En partant aussi soudainement à l'autre bout de la Terre, Minseo allait grandir. Elle allait devoir se débrouiller, et c'était très bien comme ça. De toute manière, il fallait bien qu'elle apprenne à se dépasser toute seule, sans une pression extérieure. Même si, selon Taesung, c'était son rôle de père qu'il appliquait, de la même manière que son propre père l'avait fait grandir.
— Tout va bien, Minseo ? interrogea brusquement Hana. Tu es inquiète pour le voyage en avion ?
Sa fille haussa les épaules et entreprit de faire disparaître la légère peine qui s'était subtilement inscrite sur son visage. L'avion, c'était une chose. La menace d'un quelconque échec qui courait derrière elle, même en quittant la France, c'en était une autre.
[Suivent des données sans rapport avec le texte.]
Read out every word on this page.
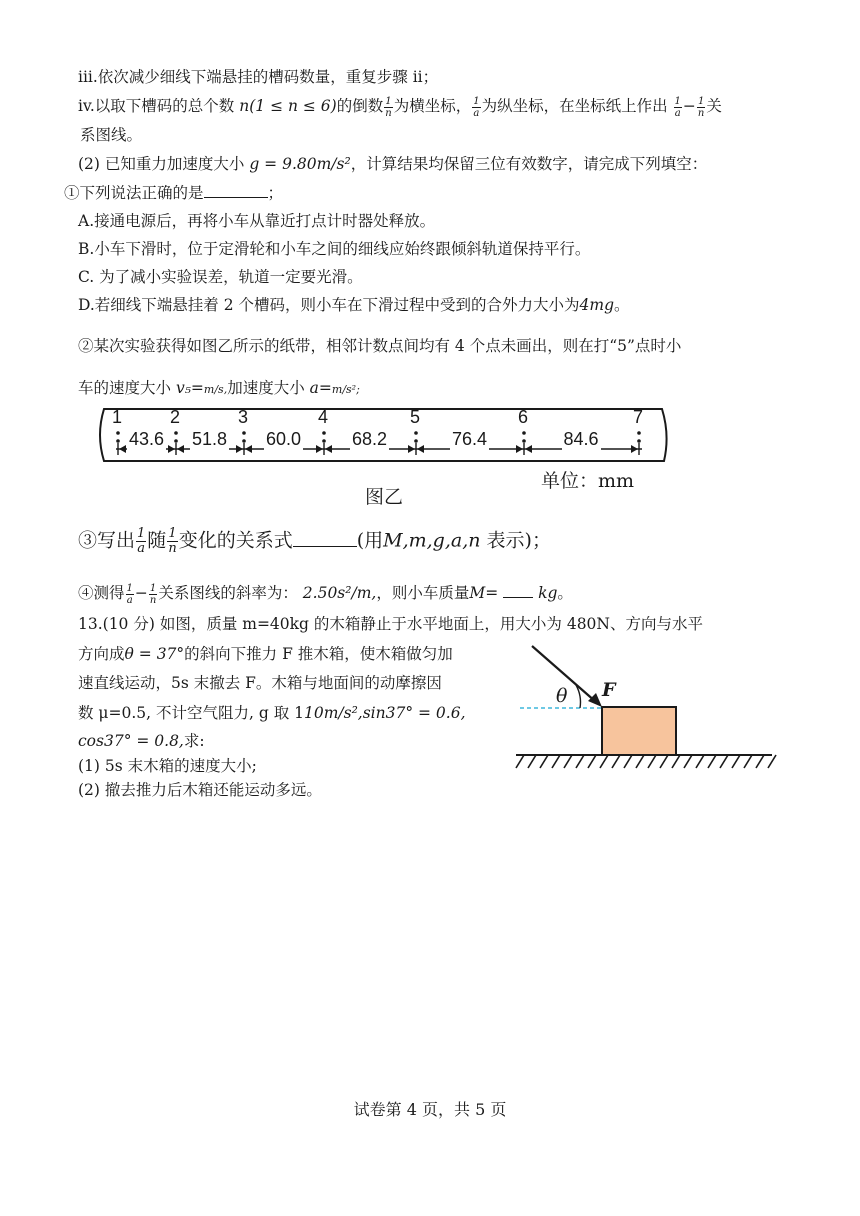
iii.依次减少细线下端悬挂的槽码数量，重复步骤 ii；
iv.以取下槽码的总个数 n(1 ≤ n ≤ 6)的倒数 $\frac{1}{n}$ 为横坐标， $\frac{1}{a}$ 为纵坐标，在坐标纸上作出 $\frac{1}{a} - \frac{1}{n}$ 关
系图线。
(2) 已知重力加速度大小 g = 9.80m/s²，计算结果均保留三位有效数字，请完成下列填空：
①下列说法正确的是	；
A.接通电源后，再将小车从靠近打点计时器处释放。
B.小车下滑时，位于定滑轮和小车之间的细线应始终跟倾斜轨道保持平行。
C. 为了减小实验误差，轨道一定要光滑。
D.若细线下端悬挂着 2 个槽码，则小车在下滑过程中受到的合外力大小为4mg。
②某次实验获得如图乙所示的纸带，相邻计数点间均有 4 个点未画出，则在打“5”点时小
车的速度大小 v₅=m/s,加速度大小 a=m/s²;
1	2	3	4	5	6	7
43.6 51.8 60.0	68.2	76.4	84.6
单位：mm
图乙
③写出 $\frac{1}{a}$ 随 $\frac{1}{n}$ 变化的关系式	(用M,m,g,a,n 表示)；
④测得 $\frac{1}{a} - \frac{1}{n}$ 关系图线的斜率为： 2.50s²/m,，则小车质量M=	kg。
13.(10 分) 如图，质量 m=40kg 的木箱静止于水平地面上，用大小为 480N、方向与水平
方向成θ = 37°的斜向下推力 F 推木箱，使木箱做匀加
速直线运动，5s 末撤去 F。木箱与地面间的动摩擦因
数 μ=0.5, 不计空气阻力, g 取 110m/s²,sin37° = 0.6,
cos37° = 0.8,求:
(1) 5s 末木箱的速度大小;
(2) 撤去推力后木箱还能运动多远。
θ F
试卷第 4 页，共 5 页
Son père avait réussi à entacher son humeur et à la faire angoisser de nouveau. Après tout, elle pouvait tout rater, même en étant sur un autre continent, et ce dernier ne le lui pardonnerait sans doute jamais. L'adolescente n'avait même pas l'impression d'être trop dure envers elle-même ; maintenant que le doute s'était infiltré dans le creux de son esprit, ses pensées restaient tournées vers cette lourde notion d'échec, qui semblait revenir la perturber au galop chaque fois qu'elle pensait l'avoir chassée de son esprit.
— Tu vas voir, ça va être super, la rassura sa mère en replaçant la fine frange de sa fille. Même si j'aurais bien aimé te garder ici, tu vas vivre une expérience différente et très enrichissante, j'en suis sûre !
— Merci Umma, répondit Minseo sans grande conviction.
La jeune fille prétexta ensuite une fatigue soudaine, qu'elle justifia par les préparatifs précipités du voyage qui l'attendait. Elle se sentait souvent surmenée, et l'anxiété qui logeait dans sa tête ne facilitait pas les choses, mais l'accablement qui la frappait le soir était bien plus puissant.
Après une douche chaude réconfortante, elle se glissa dans son lit dans l'espoir de faire taire les doutes qui grignotaient son esprit, sans grand succès. Deux heures passèrent ensuite avant qu'elle ne succombe au sommeil, épuisée.